Ninety years ago today, July 9, 1933, the Frankford Yellow Jackets were sold to Bert Bell and his partners and joined the NFL. The struggling franchise had gone under in 1931, weighed down by seven years of poor play and ineptitude at the box office.

In stepped Bert Bell. The son of famed attorney John C. Bell had been cut off from his family fortune after years of drinking, frivolous spending and accruing gambling debts. As a result, he couldn't rely on his father's money to buy the local football team but instead was forced to look toward his future wife for a loan.

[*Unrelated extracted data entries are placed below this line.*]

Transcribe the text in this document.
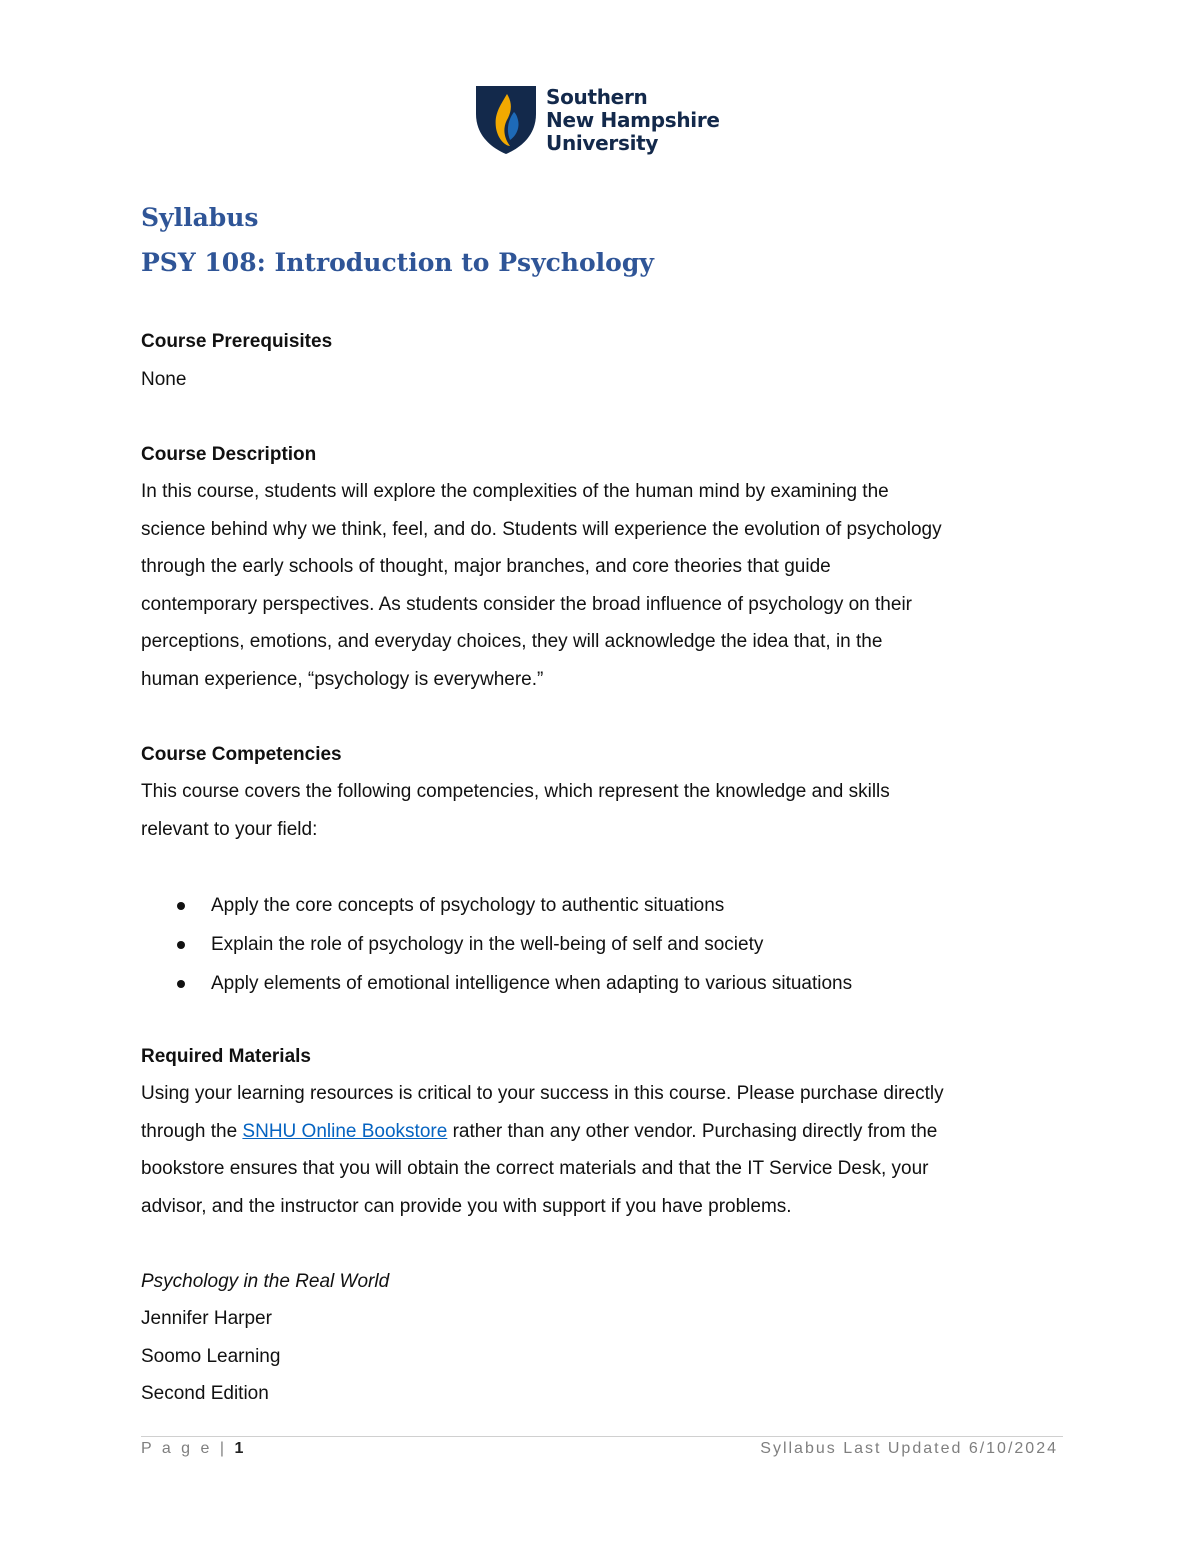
Southern
New Hampshire
University

Syllabus

PSY 108: Introduction to Psychology

Course Prerequisites

None

Course Description

In this course, students will explore the complexities of the human mind by examining the

science behind why we think, feel, and do. Students will experience the evolution of psychology

through the early schools of thought, major branches, and core theories that guide

contemporary perspectives. As students consider the broad influence of psychology on their

perceptions, emotions, and everyday choices, they will acknowledge the idea that, in the

human experience, “psychology is everywhere.”

Course Competencies

This course covers the following competencies, which represent the knowledge and skills

relevant to your field:

Apply the core concepts of psychology to authentic situations
Explain the role of psychology in the well-being of self and society
Apply elements of emotional intelligence when adapting to various situations

Required Materials

Using your learning resources is critical to your success in this course. Please purchase directly

through the SNHU Online Bookstore rather than any other vendor. Purchasing directly from the

bookstore ensures that you will obtain the correct materials and that the IT Service Desk, your

advisor, and the instructor can provide you with support if you have problems.

Psychology in the Real World

Jennifer Harper

Soomo Learning

Second Edition

P a g e | 1	Syllabus Last Updated 6/10/2024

Frances Upton had earned her money, having won over numerous Broadway audiences with her sense of humor as a comedic actress. Upon meeting Bert in 1932, she gave him an ultimatum: alcohol or her. As legend has it, he never took another sip for the rest of his life.

Having cleaned up his ways, Upton loaned Bell the $2,500 that he and his partners needed to purchase the woebegone Frankford Yellow Jackets. The rest is history. In short order, the Yellow Jackets joined the NFL and became the Philadelphia Eagles, named after the National Recovery Administration's symbol.

In many ways, it was a symbol of the newly-minted franchise. Like America in the throes of the Great Depression, once they were bleeding money, desperately searching for the light at the end of the long, dark tunnel of insolvency. But like America, they would soon soar like an eagle, establishing residency in the upper echelon of society.